Question: Find the area of the surface generated when the given curve is revolved about the given axis. \[…

Find the area of the surface generated when the given curve is revolved about the given axis.

\[ y = 22\sqrt{x}, \text{ for } 9 \leq x \leq 17; \text{ about the x-axis} \]

Solution

To find the area of the surface generated when the given curve is revolved about the x-axis, we use the formula for the surface area of revolution: \[ S = \int_a^b 2\pi y \sqrt{1 + \left(\frac{dy}{dx}\right)^2} \, dx \] Given the function \( y = 22\sqrt{x} \), we need to determine the derivative \( \frac{dy}{dx} \).
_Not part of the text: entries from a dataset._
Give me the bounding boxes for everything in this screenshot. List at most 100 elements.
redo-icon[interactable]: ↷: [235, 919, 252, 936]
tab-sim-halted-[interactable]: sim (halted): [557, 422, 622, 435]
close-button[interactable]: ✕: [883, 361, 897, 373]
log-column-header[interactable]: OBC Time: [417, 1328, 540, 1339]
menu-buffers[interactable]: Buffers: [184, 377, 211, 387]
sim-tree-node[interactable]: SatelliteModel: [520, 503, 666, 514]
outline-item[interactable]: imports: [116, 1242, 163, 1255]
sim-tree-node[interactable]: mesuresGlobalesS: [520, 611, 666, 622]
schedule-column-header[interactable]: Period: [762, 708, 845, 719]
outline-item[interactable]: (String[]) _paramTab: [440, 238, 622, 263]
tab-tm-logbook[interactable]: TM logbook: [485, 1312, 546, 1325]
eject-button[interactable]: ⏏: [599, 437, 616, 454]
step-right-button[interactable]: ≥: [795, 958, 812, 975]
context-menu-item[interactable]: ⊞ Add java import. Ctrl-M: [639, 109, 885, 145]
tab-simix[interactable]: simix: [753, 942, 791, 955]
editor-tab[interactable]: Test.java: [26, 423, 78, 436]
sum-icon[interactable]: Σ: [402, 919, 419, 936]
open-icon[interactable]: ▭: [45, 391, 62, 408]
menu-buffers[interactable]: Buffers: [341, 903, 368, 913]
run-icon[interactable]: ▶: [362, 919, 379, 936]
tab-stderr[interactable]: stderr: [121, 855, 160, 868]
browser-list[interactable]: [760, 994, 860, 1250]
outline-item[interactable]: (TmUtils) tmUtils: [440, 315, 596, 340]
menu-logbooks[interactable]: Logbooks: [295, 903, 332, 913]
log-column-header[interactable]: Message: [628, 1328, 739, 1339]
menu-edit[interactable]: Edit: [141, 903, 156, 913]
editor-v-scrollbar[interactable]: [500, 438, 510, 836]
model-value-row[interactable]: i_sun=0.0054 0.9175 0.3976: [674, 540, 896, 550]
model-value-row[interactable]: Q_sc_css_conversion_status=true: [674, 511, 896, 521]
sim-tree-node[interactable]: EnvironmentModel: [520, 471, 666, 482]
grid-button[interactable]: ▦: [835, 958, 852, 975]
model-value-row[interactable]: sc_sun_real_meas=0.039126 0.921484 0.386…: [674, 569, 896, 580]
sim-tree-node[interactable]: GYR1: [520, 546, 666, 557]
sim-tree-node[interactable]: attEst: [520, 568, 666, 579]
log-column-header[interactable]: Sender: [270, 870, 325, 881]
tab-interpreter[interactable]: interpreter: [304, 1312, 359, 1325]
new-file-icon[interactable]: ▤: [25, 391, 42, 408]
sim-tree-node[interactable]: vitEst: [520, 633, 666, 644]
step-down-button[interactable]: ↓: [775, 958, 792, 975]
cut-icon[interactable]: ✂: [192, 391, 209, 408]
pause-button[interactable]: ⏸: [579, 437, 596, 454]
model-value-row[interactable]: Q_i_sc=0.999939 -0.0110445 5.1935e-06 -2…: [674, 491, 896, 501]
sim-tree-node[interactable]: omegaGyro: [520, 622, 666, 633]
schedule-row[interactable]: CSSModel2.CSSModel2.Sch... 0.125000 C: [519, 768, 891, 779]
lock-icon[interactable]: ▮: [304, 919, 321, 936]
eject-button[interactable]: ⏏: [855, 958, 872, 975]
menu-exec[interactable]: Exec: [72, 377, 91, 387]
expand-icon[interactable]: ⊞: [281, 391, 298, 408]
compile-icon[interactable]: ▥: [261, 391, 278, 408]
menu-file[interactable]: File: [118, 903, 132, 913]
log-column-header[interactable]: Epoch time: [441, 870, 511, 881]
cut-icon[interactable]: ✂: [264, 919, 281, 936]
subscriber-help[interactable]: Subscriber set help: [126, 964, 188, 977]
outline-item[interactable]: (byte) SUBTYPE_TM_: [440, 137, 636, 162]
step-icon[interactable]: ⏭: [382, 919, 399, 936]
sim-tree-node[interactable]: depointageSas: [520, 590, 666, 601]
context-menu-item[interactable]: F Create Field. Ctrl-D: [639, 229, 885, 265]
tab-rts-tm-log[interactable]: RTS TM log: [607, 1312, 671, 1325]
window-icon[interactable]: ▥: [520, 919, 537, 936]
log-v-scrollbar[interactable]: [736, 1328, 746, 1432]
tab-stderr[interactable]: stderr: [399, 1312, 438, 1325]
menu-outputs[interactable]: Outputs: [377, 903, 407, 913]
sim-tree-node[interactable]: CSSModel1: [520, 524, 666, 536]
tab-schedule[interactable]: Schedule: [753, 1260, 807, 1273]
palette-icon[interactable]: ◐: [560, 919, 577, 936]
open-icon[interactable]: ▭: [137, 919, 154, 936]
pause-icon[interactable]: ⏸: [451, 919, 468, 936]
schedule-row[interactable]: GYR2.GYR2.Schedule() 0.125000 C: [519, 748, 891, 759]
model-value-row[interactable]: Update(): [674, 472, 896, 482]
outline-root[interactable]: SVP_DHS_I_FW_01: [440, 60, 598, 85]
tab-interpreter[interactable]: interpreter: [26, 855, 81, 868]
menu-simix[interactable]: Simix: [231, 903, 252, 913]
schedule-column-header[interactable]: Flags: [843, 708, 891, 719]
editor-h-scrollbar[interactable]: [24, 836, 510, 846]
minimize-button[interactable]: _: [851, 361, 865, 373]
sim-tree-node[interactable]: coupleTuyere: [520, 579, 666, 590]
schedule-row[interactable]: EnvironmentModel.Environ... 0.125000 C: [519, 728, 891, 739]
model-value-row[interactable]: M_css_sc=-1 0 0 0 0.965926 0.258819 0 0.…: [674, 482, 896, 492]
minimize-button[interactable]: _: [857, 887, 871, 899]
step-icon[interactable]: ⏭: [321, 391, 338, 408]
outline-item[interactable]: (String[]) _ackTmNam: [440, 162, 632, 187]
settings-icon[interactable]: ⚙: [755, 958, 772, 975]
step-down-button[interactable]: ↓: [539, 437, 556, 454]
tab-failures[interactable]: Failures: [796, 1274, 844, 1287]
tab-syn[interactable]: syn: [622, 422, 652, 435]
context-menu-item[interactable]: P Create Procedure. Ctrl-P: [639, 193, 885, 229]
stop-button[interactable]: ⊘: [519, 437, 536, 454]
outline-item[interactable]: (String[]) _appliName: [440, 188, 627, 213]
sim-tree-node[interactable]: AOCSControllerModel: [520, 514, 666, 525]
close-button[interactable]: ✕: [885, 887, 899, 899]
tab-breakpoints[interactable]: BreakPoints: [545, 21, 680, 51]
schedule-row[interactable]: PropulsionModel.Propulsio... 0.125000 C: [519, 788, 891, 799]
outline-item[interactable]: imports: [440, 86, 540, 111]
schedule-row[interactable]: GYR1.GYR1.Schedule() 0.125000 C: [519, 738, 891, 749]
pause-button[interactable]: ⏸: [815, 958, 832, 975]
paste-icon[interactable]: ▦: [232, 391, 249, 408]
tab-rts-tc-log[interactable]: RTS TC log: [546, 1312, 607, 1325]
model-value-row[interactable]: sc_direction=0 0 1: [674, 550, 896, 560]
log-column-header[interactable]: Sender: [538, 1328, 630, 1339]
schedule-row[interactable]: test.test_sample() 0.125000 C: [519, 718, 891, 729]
First, let’s calculate \( \frac{dy}{dx} \): The function is \( y = 22x^{1/2} \). Differentiate with respect to \( x \): \[ \frac{dy}{dx} = 22 \cdot \frac{1}{2} x^{-1/2} = 11x^{-1/2} = \frac{11}{\sqrt{x}} \] Next, substitute \( y = 22\sqrt{x} \) and \( \frac{dy}{dx} = \frac{11}{\sqrt{x}} \) into the surface area formula: \[ S = \int_9^{17} 2\pi (22\sqrt{x}) \sqrt{1 + \left(\frac{11}{\sqrt{x}}\right)^2} \, dx \] Simplify the expression under the square root: \[ \sqrt{1 + \left(\frac{11}{\sqrt{x}}\right)^2} = \sqrt{1 + \frac{121}{x}} \] Now substitute back: \[ S = \int_9^{17} 44\pi \sqrt{x} \sqrt{1 + \frac{121}{x}} \, dx \] Simplify: \[ S = \int_9^{17} 44\pi \sqrt{x} \cdot \sqrt{\frac{x + 121}{x}} \, dx \] \[ S = \int_9^{17} 44\pi \frac{\sqrt{x + 121} \cdot \sqrt{x}}{\sqrt{x}} \, dx \] \[ S = \int_9^{17} 44\pi \sqrt{x + 121} \, dx \] Now evaluate the integral: Let \( u = x + 121 \), thus \( du = dx \), and when \( x = 9 \), \( u = 130 \), and when \( x = 17 \), \( u = 138 \). \[ S = \int_{130}^{138} 44\pi \sqrt{u} \, du \] Evaluate the integral: \[ S = 44\pi \left[ \frac{2}{3} u^{3/2} \right]{130}^{138} \] \[ S = \frac{88\pi}{3} \left[ u^{3/2} \right]{130}^{138} \] \[ S = \frac{88\pi}{3} \left[ 138^{3/2} - 130^{3/2} \right] \] This provides the surface area after calculation.